Strato Time to First Byte: 0.18 – 0.25 seconds
This puts the provider in the upper third.
Strato has an extensive online help. There you will already find a solution for most problems.
Support via contact form and telephone is of course also available. For € 10,00 per month even around the clock. Facebook and Twitter are also answered.
Unfortunately, there is no live chat.
Frequently asked questions
Conclusion about WordPress hosting from Strato
Strato offers WordPress hosting, but is not a dedicated WordPress hoster. What do I mean by that? Despite some additional features and the basic focus on WordPress with the corresponding tariffs and dedicated packages, the hosting itself is not particularly well adapted.
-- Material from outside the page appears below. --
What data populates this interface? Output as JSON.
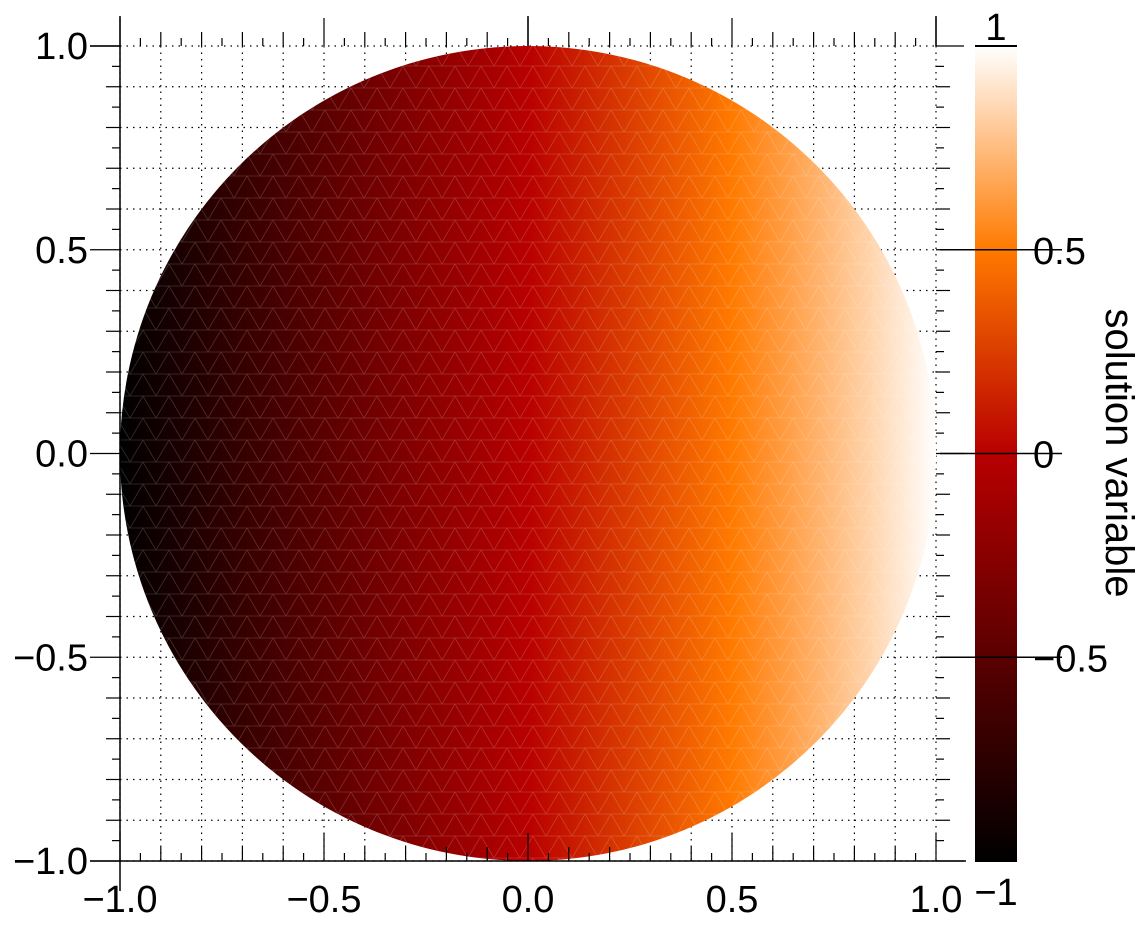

No dedicated servers, no hardware customizations, no special database types and no alternative web server software are used here. Rather, it is a classic web hosting that provides WordPress via 1-click installation and is accordingly particularly easy to use. No more and no less.
But wait, such a thing is not immediately wrong or bad. Rather, this kind of service is aimed at beginners and small bloggers in the private sector. So those who want to have as little as possible to do with the installation and management of WordPress. Basically, they don’t do anything wrong here, but they also don’t get any exciting extras.
If you are a professional, know your way around web servers, push WordPress to its limit with custom themes and plugins, then Strato’s WordPress hosting is absolutely not for you. You need a server that meets the needs of WordPress in the best possible way and a software that has been optimized exclusively for content management. Such WordPress hosters exist, but Strato is more of an all-rounder than a specialist.
That was the Strato review by the Blogger Pilot. So nothing for professionals, but interesting for private bloggers who want to have as little work as possible with WordPress.